Aller au contenu

Autour d’une auberge/XV

La bibliothèque libre.
Imprimerie de la « Croix » (p. 138-141).

CHAPITRE XV

CONVERSION


La mort de Louis Boisdru causa une émotion intense parmi la population. M. Héroux, profondément affligé, eut voulu saisir l’occasion de commenter ce malheur pour en tirer des leçons salutaires, qui profiteraient à ses paroissiens. Mais, en présence de la désolation et du deuil de la famille, il préféra ne faire aucune remarque en chaire.

Parmi ceux que la mort de Boisdru affecta plus vivement se trouvait le Conseiller l’Ami. Cet homme avait de bons principes ; il était malheureusement comme bon nombre de chrétiens qui, hélas ! tout en se rendant compte de leurs devoirs, ferment parfois les yeux sur les obligations qui leur incombent, aveuglés par la passion, l’ambition, l’intérêt personnel. L’Ami se reprochait amèrement sa faiblesse.

« Je suis bien coupable, se disait-il, je suis coupable. Je me reprendrai ; j’irai voir M. Héroux ; je m’entendrai avec lui et l’aiderai de toutes mes forces, à réparer le mal que j’ai fait. Il me pardonnera en voyant la sincérité de mon repentir. »

Un jour, il se décida enfin à aller voir son Curé, qui l’accueillit avec bienveillance. On parla longuement des affaires de la paroisse. La conversation tomba bientôt sur les circonstances tragiques de la mort de Boisdru.

M. le Curé, dit l’Ami, en baissant la tête, j’ai une confession à vous faire. Je me reproche d’avoir été la cause indirecte de la mort de cet homme. Si j’avais suivi vos conseils, ceux que me dictait ma conscience, qui sait, si cette mort serait arrivée ? Je suis coupable, je vous ai fait de la peine, et je m’en repens. Mais, M. le Curé, j’étais presque obligé d’agir ainsi. J’étais pris ; je devais à Sellier, depuis deux ans, une somme de $400.00 et les intérêts. Je ne sais pour quelle raison cet homme tient tant à l’auberge, mais lorsqu’il apprit la décision que j’ai donnée au Conseil, il envoya Rougeaud chez moi. Ce dernier essaya vainement de me faire changer d’idée ; il parla longuement, mais ne put me convaincre. Se rendant compte que ses arguments ne produisaient aucune impression sur moi, il eut recours à un autre moyen. Bien peu, M. le Curé, dans les circonstances où je me trouvais, auraient agi autrement ; il menaça de me poursuivre si je n’acquittais, en trois jours, la somme due à Sellier, ajoutant que si je signais un billet par lequel je m’engagerais à ne pas m’opposer à Bonvin, il me ferait du bon.

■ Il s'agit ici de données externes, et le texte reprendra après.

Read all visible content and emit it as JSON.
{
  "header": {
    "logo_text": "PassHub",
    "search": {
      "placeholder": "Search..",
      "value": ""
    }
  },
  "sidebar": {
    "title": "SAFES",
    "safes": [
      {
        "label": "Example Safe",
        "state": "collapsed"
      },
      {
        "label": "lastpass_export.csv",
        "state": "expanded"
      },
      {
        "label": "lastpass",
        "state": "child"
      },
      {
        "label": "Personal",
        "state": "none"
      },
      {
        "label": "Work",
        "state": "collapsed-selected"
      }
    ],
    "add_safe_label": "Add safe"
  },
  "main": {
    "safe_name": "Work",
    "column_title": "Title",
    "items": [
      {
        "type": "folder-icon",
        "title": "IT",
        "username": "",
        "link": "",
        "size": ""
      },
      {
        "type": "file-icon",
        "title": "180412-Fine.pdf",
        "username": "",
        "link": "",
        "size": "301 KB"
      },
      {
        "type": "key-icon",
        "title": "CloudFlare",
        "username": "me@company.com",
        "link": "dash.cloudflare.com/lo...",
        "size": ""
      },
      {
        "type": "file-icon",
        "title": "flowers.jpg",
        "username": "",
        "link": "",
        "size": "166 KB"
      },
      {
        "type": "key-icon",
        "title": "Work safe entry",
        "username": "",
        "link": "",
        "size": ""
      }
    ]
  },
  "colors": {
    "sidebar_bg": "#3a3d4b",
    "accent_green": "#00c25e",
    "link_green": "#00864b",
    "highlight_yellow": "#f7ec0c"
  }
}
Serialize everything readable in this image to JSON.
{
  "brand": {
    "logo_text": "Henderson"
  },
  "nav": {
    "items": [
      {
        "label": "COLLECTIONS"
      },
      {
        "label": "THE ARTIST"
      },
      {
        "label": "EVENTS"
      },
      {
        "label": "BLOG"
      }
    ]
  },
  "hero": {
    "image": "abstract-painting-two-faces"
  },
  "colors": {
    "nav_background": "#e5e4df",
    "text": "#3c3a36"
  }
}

« Je sais bien, M. le Curé, que la conscience et les intérêts de l’âme doivent passer avant les biens temporels, et qu’il vaut mieux tout perdre que de transiger avec les devoirs de la religion, aussi j’ai hésité longtemps avant de rendre ma réponse. Enfin, comme M. Rougeaud ne demandait ma parole que pour un an, et que cette parole suffisait pour éviter ma ruine et celle de ma famille, j’acceptai… Je signai donc l’engagement requis par Sellier… »

En disant ces paroles, l’Ami n’osait lever la tête et pleurait.

« J’étais pris, M. le Curé ; et, pour cela, je croyais ma faute moins grave… En partant, pour prix de ma faiblesse, il me remit soixante piastres, je vous les apporte ; elles me brûlent les mains. »

L’Ami tendit l’argent à M. Héroux qui, tout doucement, lui répondit :

M. l’Ami, il y a dans la vie plus d’une occasion où nous devons manifester hautement nos sentiments chrétiens ; lorsque l’Église, par la bouche de ses ministres, fait connaître aux fidèles la conduite qu’ils doivent tenir dans les questions qui touchent la religion et la morale, tout chrétien doit être prêt à subir certaines pertes plutôt que de transiger avec sa conscience. Dieu, mon cher ami, sait récompenser, quelquefois même dès cette vie, les chrétiens qui ont le courage de leurs convictions religieuses. Il est le Maître, et sait faire tourner à notre plus grand bien les pertes que nous devons subir pour sa gloire et celle de la religion.

Le Curé demanda ensuite à l’Ami s’il avait acquitté sa dette.

— Non, dit ce dernier, pas encore, je le ferai bientôt.

— Eh ! bien, M. l’Ami, dit M. Héroux, gardez cet argent ; il servira à vous acquitter, et combattez avec moi pour la cause de Dieu.

— Oui, certes, reprit l’Ami, vous pouvez compter sur moi.

Soulagé par cette confidence, le Conseiller l’Ami rentra chez lui bien résolu à réparer sa conduite passée.